Well, at the end of the day, you can never really be sure of strongly ignorable treatment assignment/unconfoundedness, no matter what problem you’re working on. Especially if you’re an economist or an epidemiologist working with data that’ve been collected by someone else—you can’t exactly easily go back and measure more predictors of treatment assignment. But if you’re running a website, there are a lot of variables you can measure on the user end and more opportunities to iterate, and so SITA then begins to look more and more like a better bet.
Maybe you run a different kind of website or ask different kinds of questions, but despite being able to measure all kinds of things, there's so much at my job that you need experimentation for.
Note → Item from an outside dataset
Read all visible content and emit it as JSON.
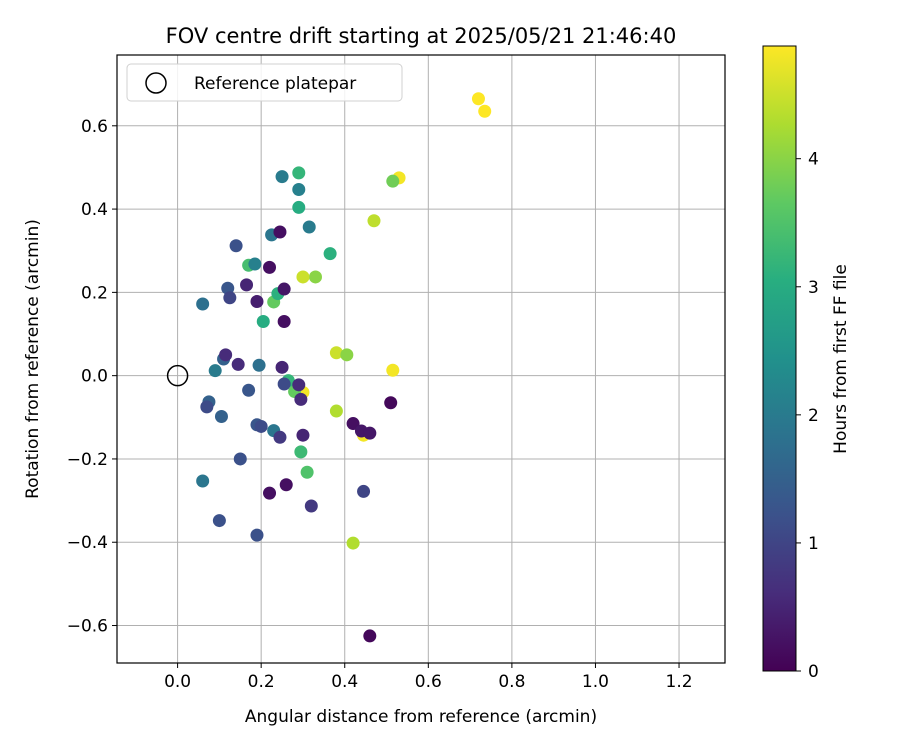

You do the observational study, and it points in this direction. Sometimes it's true and sometimes it's not. Selling this kind of observational analysis as 'you don't need A/B tests anymore' is totally disingenuous.
Thanks for the feedback! I totally agree about observational studies being suggestive but not replacing A/B tests - that’s why the main use case I listed in the blog (and how current customers have used the product so far) is “prioritization of a/b tests”, not replacing a/b tests themselves. The language around “simulating a/b tests” is just a way to try to concisely explain to someone at a high level who may not be very technical or has never heard of an observational study. Happy for suggestions on how to better explain observational studies to less technical customers without over-selling! It’s something we’ve been iterating on ourselves.
You're right. I would go so far as to say the assumptions that their model makes are never valid in practice on real world problems.